Certainly, the way in which the two brightest stars in Houston's constellation shone in the second half on Saturday suggested as much.

It could be argued that the reputation Mackay-Steven has attracted in recent weeks has been out of proportion with his overall performances, yet that fails to cognise that, even in his quieter games, the Highlander has created opportunities for his colleagues. Take Saturday, for example; barely noticeable in the opening period, he was unplayable for a 25-minute spell after the interval, before slipping into the gathering gloom once the outcome was beyond doubt.

What Hibs manager Pat Fenlon would give for a player capable of such a game-changing contribution.

While doughty for an hour, Hibs' hopes were ended by the concession of the opening goal, the absence of creativity among the home players manifest in their lack of chances. Leigh Griffiths was sparky in the first half but, one effort which cannoned against an upright apart, neither he nor his colleagues threatened to breach a well-marshalled United defence, never mind Dusan Pernis' goal.

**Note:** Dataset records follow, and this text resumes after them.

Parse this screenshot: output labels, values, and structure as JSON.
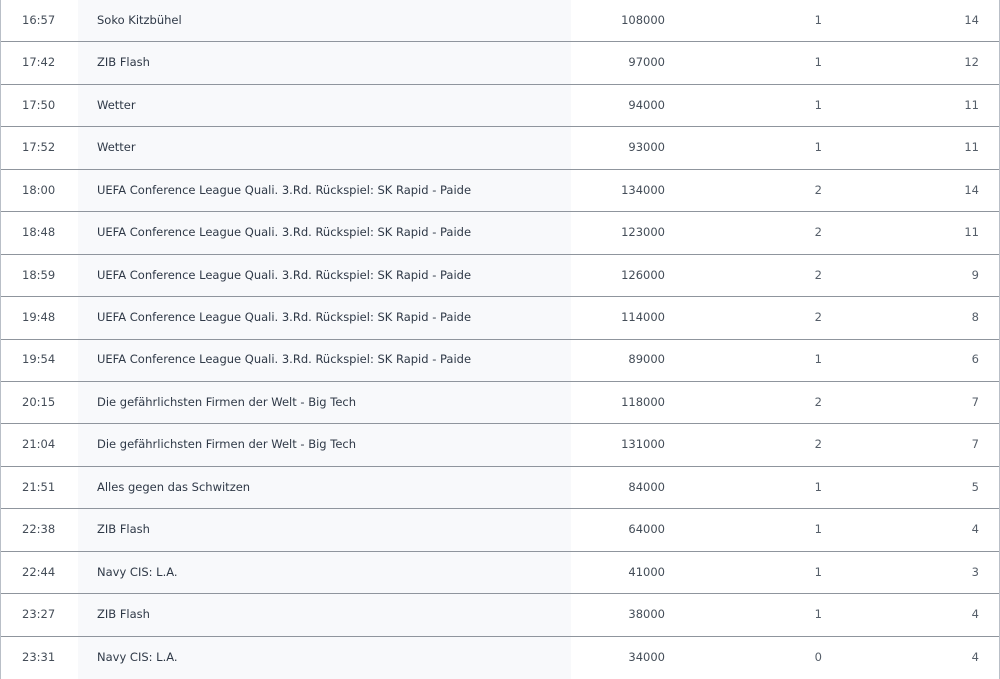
{
  "rows": [
    {
      "time": "16:57",
      "title": "Soko Kitzbühel",
      "viewers": "108000",
      "share": "1",
      "rank": "14"
    },
    {
      "time": "17:42",
      "title": "ZIB Flash",
      "viewers": "97000",
      "share": "1",
      "rank": "12"
    },
    {
      "time": "17:50",
      "title": "Wetter",
      "viewers": "94000",
      "share": "1",
      "rank": "11"
    },
    {
      "time": "17:52",
      "title": "Wetter",
      "viewers": "93000",
      "share": "1",
      "rank": "11"
    },
    {
      "time": "18:00",
      "title": "UEFA Conference League Quali. 3.Rd. Rückspiel: SK Rapid - Paide",
      "viewers": "134000",
      "share": "2",
      "rank": "14"
    },
    {
      "time": "18:48",
      "title": "UEFA Conference League Quali. 3.Rd. Rückspiel: SK Rapid - Paide",
      "viewers": "123000",
      "share": "2",
      "rank": "11"
    },
    {
      "time": "18:59",
      "title": "UEFA Conference League Quali. 3.Rd. Rückspiel: SK Rapid - Paide",
      "viewers": "126000",
      "share": "2",
      "rank": "9"
    },
    {
      "time": "19:48",
      "title": "UEFA Conference League Quali. 3.Rd. Rückspiel: SK Rapid - Paide",
      "viewers": "114000",
      "share": "2",
      "rank": "8"
    },
    {
      "time": "19:54",
      "title": "UEFA Conference League Quali. 3.Rd. Rückspiel: SK Rapid - Paide",
      "viewers": "89000",
      "share": "1",
      "rank": "6"
    },
    {
      "time": "20:15",
      "title": "Die gefährlichsten Firmen der Welt - Big Tech",
      "viewers": "118000",
      "share": "2",
      "rank": "7"
    },
    {
      "time": "21:04",
      "title": "Die gefährlichsten Firmen der Welt - Big Tech",
      "viewers": "131000",
      "share": "2",
      "rank": "7"
    },
    {
      "time": "21:51",
      "title": "Alles gegen das Schwitzen",
      "viewers": "84000",
      "share": "1",
      "rank": "5"
    },
    {
      "time": "22:38",
      "title": "ZIB Flash",
      "viewers": "64000",
      "share": "1",
      "rank": "4"
    },
    {
      "time": "22:44",
      "title": "Navy CIS: L.A.",
      "viewers": "41000",
      "share": "1",
      "rank": "3"
    },
    {
      "time": "23:27",
      "title": "ZIB Flash",
      "viewers": "38000",
      "share": "1",
      "rank": "4"
    },
    {
      "time": "23:31",
      "title": "Navy CIS: L.A.",
      "viewers": "34000",
      "share": "0",
      "rank": "4"
    }
  ]
}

After a week spent denying the existence of a fight, there was plenty of spirit about the Easter Road side, but precious little guile or imagination – and perhaps even a sense of helplessness about their plight as Dunfermline Athletic edged to within three points at the bottom of the division.

"It's very difficult to keep losing," said defender Pa Kujabi. "Every one of us is willing to do more, but football is strange; sometimes you want to do more but when you come out on the pitch it is different. Everyone is frustrated; we want to be in the middle of the table."